Continual Learning (CL) aims to train neural networks on a dynamic stream of tasks without forgetting previously learned knowledge. Among optimization-based approaches, C-Flat has emerged as a promising solution due to its plug-and-play nature and its ability to encourage uniformly low-loss regions for both new and old tasks. However, C-Flat requires three additional gradient computations per iteration, imposing substantial overhead on the optimization process.

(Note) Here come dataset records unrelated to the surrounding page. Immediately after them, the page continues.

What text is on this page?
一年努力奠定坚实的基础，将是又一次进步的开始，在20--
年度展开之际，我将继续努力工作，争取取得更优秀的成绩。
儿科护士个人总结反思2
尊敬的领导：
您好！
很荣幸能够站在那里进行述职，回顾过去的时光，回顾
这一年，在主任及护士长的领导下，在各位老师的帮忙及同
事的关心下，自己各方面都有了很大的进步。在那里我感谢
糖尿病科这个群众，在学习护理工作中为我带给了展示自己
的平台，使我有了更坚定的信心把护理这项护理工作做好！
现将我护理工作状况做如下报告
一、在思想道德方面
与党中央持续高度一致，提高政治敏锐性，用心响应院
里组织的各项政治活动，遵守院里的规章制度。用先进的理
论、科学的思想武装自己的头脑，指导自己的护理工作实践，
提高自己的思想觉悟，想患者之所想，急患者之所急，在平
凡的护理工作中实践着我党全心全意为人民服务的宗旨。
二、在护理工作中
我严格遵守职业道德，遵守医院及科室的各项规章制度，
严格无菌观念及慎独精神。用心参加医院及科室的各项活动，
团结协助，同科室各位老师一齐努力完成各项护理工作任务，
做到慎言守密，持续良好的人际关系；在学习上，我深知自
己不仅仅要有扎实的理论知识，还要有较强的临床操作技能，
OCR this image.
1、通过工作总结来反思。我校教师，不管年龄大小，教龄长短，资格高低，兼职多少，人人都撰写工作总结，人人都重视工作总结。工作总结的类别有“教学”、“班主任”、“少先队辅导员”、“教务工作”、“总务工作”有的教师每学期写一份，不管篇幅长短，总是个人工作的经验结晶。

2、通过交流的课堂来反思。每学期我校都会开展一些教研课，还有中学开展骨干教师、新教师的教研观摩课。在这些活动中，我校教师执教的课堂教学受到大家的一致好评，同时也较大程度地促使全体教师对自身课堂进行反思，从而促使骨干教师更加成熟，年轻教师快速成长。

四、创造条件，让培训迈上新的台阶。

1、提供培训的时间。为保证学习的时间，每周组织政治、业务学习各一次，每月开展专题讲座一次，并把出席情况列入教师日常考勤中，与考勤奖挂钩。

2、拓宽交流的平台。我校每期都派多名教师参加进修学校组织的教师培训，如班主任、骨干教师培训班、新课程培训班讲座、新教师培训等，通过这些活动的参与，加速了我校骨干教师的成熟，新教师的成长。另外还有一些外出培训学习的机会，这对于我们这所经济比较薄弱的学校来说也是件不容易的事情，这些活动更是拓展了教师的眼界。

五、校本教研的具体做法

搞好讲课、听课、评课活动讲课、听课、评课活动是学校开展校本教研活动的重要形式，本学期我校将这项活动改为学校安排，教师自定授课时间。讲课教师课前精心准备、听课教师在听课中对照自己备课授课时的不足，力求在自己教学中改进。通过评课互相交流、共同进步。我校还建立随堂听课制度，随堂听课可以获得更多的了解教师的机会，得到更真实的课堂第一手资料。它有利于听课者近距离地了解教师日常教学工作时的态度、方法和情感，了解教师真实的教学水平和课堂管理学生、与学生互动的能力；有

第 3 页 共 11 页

In this work, we propose C-Flat Turbo, a faster yet stronger optimizer that significantly reduces the training cost. We show that the gradients associated with first-order flatness contain direction-invariant components relative to the proxy-model gradients, enabling us to skip redundant gradient computations in the perturbed ascent steps. Moreover, we observe that these flatness-promoting gradients progressively stabilize across tasks, which motivates a linear scheduling strategy with an adaptive trigger to allocate larger turbo steps for later tasks. Experiments show that C-Flat Turbo is 1.0\times to 1.25\times faster than C-Flat across a wide range of CL methods, while achieving comparable or even improved accuracy.